Das ist der Katalog zur Ausstellung "Maniera- Pontormo, Bronzino und das Florenz der Medici", die vom 25.2. bis zum 5.6. 2016 in Frankfurt im #Städel gezeigt wird. 

Das vorliegende Werk befasst sich mit Florenz als Zentrum des europäischen Manierismus. Der Chronist besagter Epoche, der Kunsthistograf Giorgio Vasari prägte den Begriff "#maniera". Dieser bezeichnete zunächst den persönlichen Stil, die Handschrift, die "Manier" eines Künstlers. "Maniera" kann allerdings ebenso für einen Epochenstil stehen und besonders für denjenigen in Vasaris eigener Zeit. Diesen nennt man heute "Manierismus". 

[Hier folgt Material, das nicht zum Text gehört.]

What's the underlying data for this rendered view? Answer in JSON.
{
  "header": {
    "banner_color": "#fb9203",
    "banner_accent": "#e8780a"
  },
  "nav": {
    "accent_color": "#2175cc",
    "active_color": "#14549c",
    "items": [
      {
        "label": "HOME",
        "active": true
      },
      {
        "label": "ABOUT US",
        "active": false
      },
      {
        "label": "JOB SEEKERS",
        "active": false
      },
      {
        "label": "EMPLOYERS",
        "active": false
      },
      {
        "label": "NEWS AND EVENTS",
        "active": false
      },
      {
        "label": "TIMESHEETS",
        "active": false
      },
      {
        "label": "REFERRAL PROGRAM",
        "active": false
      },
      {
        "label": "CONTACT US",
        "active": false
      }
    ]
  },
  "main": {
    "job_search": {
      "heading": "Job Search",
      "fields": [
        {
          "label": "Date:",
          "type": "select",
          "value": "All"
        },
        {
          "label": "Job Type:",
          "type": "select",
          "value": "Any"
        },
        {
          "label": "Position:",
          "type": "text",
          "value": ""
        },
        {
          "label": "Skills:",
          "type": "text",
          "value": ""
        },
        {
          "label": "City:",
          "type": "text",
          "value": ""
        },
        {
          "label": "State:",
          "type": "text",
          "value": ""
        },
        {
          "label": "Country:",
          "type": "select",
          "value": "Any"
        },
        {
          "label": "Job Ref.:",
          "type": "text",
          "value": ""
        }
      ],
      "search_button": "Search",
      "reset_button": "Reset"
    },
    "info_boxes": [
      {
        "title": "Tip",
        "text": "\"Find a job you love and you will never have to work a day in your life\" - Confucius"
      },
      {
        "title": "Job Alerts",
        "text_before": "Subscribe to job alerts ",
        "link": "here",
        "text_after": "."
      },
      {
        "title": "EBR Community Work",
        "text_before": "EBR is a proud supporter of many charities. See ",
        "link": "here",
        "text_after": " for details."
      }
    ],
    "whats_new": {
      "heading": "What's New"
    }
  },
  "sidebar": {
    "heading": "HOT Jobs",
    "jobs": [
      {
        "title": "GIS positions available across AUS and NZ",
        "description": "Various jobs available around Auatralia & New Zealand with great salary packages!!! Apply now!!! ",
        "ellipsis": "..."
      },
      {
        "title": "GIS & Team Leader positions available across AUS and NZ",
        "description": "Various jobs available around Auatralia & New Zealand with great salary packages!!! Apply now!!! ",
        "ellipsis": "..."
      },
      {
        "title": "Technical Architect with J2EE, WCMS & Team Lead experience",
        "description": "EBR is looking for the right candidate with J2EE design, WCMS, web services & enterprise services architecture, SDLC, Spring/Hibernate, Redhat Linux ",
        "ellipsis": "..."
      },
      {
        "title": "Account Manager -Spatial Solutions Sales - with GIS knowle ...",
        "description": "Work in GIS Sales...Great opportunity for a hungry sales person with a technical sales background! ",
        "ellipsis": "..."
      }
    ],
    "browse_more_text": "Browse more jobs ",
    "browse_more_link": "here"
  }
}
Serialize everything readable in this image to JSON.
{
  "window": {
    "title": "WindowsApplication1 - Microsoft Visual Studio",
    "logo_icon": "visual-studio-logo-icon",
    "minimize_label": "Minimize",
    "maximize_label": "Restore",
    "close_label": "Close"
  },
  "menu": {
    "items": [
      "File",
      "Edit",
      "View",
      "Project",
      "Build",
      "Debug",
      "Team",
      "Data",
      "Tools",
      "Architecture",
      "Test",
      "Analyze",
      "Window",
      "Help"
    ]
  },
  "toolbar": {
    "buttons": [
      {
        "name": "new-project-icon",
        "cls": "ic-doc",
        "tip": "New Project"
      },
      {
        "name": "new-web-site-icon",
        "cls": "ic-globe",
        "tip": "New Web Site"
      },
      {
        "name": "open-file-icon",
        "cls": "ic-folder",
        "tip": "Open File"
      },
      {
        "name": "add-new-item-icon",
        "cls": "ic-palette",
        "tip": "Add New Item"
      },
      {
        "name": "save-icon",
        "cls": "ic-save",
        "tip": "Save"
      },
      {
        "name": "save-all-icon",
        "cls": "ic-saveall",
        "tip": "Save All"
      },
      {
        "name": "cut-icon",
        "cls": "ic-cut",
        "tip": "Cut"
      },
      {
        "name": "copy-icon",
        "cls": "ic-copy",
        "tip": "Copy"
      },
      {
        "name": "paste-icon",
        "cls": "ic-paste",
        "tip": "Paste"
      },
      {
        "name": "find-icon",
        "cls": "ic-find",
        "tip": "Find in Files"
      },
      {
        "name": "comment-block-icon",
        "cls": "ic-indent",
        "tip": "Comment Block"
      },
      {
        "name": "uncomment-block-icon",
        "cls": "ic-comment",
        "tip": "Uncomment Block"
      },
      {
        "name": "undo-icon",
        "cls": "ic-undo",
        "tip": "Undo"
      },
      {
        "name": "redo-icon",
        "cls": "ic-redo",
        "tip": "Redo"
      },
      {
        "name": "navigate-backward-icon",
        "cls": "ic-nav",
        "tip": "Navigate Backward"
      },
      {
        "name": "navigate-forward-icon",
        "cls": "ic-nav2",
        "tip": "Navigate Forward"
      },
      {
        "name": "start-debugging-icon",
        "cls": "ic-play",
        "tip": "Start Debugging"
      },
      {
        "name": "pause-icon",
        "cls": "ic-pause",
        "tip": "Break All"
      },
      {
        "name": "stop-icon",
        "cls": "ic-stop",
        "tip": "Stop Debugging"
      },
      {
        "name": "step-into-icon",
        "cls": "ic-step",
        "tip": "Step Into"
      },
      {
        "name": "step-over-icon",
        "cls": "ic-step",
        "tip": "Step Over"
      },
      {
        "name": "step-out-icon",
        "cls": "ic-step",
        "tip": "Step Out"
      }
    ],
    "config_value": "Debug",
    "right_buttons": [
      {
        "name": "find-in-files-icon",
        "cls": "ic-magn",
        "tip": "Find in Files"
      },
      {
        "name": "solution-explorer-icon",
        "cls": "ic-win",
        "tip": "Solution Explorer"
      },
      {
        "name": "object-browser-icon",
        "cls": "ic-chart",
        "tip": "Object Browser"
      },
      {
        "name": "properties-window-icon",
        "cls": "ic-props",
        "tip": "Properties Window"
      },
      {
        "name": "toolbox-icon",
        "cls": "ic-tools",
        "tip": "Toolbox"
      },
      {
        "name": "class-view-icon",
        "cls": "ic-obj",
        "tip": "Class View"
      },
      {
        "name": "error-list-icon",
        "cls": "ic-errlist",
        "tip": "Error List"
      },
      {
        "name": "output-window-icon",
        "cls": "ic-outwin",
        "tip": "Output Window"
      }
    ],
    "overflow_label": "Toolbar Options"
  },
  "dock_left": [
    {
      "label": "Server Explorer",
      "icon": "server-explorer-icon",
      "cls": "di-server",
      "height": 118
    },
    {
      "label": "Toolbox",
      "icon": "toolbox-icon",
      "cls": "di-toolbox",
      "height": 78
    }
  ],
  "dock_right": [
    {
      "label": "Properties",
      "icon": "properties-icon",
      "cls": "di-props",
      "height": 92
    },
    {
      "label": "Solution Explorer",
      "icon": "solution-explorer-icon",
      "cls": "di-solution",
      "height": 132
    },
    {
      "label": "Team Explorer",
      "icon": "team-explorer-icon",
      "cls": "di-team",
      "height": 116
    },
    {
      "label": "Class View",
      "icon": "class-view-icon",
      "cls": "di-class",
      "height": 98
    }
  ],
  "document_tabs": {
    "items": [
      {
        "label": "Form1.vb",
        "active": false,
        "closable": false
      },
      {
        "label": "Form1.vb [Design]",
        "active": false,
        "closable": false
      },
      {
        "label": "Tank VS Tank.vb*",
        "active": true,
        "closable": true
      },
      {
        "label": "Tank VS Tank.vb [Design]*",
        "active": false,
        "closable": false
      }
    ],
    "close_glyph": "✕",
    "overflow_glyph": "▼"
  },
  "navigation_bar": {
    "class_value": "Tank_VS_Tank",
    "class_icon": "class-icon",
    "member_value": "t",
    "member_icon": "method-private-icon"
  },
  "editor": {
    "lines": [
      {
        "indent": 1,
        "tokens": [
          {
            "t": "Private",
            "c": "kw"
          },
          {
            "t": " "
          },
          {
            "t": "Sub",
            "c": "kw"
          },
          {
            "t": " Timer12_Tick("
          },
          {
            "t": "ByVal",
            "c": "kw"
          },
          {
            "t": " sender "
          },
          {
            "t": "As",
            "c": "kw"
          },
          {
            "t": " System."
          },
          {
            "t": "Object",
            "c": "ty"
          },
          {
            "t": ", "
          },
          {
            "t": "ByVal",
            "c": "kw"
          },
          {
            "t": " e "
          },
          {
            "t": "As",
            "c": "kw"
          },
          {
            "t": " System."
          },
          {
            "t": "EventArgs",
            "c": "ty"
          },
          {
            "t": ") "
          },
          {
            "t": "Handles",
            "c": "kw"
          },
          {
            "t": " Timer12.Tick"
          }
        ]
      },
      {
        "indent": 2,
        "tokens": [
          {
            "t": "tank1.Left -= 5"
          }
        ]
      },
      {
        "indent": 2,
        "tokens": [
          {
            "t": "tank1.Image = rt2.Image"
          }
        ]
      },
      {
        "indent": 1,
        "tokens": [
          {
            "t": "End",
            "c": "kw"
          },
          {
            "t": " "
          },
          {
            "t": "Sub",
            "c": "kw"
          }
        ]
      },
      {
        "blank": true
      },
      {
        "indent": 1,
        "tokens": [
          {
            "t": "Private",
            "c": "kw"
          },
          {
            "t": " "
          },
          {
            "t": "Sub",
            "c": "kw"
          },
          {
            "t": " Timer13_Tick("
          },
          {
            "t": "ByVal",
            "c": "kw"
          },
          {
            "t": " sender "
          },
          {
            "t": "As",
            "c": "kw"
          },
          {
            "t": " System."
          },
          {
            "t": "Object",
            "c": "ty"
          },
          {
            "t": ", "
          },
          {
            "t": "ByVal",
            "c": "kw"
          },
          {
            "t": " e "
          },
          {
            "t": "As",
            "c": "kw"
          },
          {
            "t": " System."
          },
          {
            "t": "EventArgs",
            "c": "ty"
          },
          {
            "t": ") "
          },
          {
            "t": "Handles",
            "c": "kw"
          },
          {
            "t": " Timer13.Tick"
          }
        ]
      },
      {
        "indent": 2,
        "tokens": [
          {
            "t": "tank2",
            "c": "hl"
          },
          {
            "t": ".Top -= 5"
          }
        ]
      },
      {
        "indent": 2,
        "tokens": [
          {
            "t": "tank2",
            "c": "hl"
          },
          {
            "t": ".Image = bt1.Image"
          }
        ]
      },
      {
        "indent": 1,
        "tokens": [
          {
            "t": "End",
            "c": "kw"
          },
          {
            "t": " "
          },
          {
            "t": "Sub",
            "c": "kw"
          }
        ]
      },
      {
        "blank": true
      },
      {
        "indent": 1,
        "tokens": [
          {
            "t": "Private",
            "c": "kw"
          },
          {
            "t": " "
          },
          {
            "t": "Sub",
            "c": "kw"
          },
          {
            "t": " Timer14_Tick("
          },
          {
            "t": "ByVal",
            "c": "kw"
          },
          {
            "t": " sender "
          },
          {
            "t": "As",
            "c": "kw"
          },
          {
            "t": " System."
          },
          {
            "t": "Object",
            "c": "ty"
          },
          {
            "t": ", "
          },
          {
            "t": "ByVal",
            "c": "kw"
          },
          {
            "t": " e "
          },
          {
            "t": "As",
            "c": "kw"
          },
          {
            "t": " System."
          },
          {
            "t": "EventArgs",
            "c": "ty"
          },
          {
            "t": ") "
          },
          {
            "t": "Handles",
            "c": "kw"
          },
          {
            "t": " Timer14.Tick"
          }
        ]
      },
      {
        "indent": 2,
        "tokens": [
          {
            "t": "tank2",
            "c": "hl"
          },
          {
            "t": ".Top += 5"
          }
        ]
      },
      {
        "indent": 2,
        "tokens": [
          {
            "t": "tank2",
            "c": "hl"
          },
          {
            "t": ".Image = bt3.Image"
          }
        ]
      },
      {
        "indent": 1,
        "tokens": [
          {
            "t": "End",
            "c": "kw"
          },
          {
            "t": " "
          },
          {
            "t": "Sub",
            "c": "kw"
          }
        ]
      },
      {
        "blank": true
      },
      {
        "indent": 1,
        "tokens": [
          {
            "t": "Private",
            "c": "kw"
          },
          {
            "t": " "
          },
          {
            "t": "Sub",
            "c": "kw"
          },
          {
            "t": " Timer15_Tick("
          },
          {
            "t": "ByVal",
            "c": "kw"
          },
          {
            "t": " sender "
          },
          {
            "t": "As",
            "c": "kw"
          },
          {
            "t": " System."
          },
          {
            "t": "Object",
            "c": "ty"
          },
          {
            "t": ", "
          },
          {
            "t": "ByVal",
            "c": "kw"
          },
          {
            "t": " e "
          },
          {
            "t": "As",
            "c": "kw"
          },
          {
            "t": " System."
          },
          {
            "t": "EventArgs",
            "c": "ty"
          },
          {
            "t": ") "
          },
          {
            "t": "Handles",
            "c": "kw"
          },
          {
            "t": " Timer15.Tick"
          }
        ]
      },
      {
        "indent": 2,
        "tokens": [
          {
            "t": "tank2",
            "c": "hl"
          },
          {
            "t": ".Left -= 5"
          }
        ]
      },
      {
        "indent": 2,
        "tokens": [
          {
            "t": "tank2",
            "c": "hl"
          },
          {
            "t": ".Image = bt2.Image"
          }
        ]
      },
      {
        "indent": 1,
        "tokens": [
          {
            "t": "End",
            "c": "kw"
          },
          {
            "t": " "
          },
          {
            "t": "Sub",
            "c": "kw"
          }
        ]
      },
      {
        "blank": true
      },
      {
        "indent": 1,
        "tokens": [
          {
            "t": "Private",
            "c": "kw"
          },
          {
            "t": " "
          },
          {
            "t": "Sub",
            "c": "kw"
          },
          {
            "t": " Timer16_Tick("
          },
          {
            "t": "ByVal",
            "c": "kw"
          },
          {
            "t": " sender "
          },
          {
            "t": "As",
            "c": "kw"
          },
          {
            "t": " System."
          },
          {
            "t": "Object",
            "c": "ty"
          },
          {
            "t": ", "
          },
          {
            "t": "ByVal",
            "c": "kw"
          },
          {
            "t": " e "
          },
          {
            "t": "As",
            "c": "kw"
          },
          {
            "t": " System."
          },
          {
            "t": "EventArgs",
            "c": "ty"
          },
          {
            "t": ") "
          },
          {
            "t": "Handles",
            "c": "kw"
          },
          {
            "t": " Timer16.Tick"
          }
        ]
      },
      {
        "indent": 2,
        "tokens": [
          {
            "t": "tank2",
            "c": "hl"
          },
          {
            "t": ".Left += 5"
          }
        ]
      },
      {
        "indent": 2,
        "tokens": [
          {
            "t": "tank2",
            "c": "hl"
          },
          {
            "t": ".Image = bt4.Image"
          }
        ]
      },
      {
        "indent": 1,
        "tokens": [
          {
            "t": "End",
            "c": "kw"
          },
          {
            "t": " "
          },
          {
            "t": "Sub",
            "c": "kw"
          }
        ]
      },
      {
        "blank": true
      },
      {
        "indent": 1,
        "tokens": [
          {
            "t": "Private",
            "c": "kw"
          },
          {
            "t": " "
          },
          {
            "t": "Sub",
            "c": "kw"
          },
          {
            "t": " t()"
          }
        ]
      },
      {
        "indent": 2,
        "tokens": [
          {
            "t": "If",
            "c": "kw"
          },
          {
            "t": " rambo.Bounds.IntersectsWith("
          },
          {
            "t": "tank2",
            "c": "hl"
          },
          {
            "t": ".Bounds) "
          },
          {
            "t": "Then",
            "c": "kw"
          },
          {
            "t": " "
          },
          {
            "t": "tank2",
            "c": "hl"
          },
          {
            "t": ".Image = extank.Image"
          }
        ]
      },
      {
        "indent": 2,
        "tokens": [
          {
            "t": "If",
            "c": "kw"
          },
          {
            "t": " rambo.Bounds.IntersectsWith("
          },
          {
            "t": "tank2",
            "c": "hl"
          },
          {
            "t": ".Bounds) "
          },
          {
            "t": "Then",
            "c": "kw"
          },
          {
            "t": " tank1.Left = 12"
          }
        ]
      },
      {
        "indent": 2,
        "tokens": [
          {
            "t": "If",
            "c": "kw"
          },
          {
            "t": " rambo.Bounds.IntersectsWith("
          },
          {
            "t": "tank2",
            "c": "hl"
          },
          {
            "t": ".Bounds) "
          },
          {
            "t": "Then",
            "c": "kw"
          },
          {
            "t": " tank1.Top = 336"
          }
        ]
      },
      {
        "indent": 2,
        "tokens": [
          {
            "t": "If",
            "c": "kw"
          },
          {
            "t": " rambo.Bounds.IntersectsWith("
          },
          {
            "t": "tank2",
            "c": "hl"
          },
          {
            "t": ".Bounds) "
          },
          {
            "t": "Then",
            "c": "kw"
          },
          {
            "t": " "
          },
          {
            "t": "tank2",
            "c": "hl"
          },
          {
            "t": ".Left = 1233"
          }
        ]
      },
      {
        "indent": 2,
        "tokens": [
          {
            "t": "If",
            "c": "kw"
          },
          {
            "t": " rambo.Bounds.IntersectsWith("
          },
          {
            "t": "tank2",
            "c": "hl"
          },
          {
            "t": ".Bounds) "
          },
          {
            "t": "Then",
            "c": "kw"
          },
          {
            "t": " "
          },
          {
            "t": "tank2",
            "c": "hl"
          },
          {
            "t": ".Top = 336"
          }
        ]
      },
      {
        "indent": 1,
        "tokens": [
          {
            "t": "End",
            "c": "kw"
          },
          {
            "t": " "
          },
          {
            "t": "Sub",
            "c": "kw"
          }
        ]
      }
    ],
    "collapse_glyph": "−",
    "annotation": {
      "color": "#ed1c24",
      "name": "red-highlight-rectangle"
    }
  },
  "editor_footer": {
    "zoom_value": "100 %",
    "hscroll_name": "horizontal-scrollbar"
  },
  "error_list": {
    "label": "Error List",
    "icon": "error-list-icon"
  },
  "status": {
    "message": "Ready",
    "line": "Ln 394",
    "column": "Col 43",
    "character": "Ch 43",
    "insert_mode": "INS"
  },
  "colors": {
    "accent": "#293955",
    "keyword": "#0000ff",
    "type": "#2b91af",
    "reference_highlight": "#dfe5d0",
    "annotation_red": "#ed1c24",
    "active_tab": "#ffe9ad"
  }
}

Unter "maniera" sollte man keinen Einheitsstil begreifen, sondern wohl eher ein vielgestaltiges Prinzip. Max Hollein, der Direktor des Städel Museums definiert sie als eine Kunst, die sich ihres Kunstcharakters und ihrer Artifizialität in besonderem Maße bewusst ist und die dem individuellen Stil einen maßgeblichen Eigenwert zumisst. 

Die Ausstellung im Städel Museum befasst sich mit Florenz als Zentrum des europäischen Manierismus und beleuchtet die Zeit zwischen 1512 und 1568. Dabei ist der Ausgangs- und Mittelpunkt der Bilderschau ein Meisterwerk der Städel-Sammlung, Bronzinos berühmtes "Bildnis einer Dame". Dieses Gemälde gilt neben Botticellis "Simonetta" als das Hauptwerk der Frankfurter Italiener-Sammlung. 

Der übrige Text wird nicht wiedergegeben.